Teens and their parents are up against the powerful tech industry and algorithms that deluge the user and offer no escape.

Big Tech has resisted prioritizing child protection, even though these companies know there are problems. Some offer parental controls, but the very idea of parental controls puts all the burden of protection on parents, not on the social media companies that design and build these platforms.

Meta appears to finally be taking child protection more seriously by automatically putting minor accounts in more restrictive settings. It recently announced that it would “automatically restrict teen Instagram and Facebook accounts from harmful content, including videos and posts about self-harm, graphic violence, and eating disorders,” and that “teens under 16 won’t be shown sexually explicit content,” according to the Wall Street Journal.

But these are safety measures that Meta should have implemented from the start, without the public pressure, lawsuits and harm already been done to our children.

Ultimately, Congress must step in to ensure that tech companies prioritize child safety.

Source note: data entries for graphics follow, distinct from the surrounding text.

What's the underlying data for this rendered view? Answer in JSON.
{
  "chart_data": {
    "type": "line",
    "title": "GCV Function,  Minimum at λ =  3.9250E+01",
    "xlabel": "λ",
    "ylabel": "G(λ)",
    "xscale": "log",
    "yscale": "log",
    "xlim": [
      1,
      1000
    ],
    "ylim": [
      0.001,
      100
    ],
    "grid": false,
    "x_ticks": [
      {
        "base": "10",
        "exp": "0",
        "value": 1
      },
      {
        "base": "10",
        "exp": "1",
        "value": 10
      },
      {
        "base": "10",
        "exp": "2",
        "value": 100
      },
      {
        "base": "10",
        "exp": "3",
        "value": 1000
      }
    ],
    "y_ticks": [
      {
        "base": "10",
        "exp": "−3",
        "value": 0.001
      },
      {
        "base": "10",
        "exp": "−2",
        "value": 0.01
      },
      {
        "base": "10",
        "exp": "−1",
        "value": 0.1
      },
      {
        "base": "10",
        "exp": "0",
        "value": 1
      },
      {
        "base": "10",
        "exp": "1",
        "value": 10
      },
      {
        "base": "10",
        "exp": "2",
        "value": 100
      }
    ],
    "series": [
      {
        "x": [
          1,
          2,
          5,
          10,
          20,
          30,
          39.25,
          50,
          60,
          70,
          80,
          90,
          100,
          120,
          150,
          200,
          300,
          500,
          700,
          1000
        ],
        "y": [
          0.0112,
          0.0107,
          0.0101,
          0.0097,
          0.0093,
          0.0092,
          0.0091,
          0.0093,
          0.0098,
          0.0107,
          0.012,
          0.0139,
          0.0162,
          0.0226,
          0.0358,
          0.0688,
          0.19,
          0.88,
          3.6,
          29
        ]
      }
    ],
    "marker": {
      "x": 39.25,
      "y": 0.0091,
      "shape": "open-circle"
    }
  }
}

Among the possible measures before Congress is the Kids Online Safety Act, designed to hold social media companies accountable and establish a duty of care for protecting children online; the Children and Teens’ Online Privacy Protection Act, which expands privacy protections to teens and for children under age 13; the EARN IT Act, which would ensure that technology platforms protect children from child sexual abuse material; and other legislation that serves children and families instead of Big Tech interests.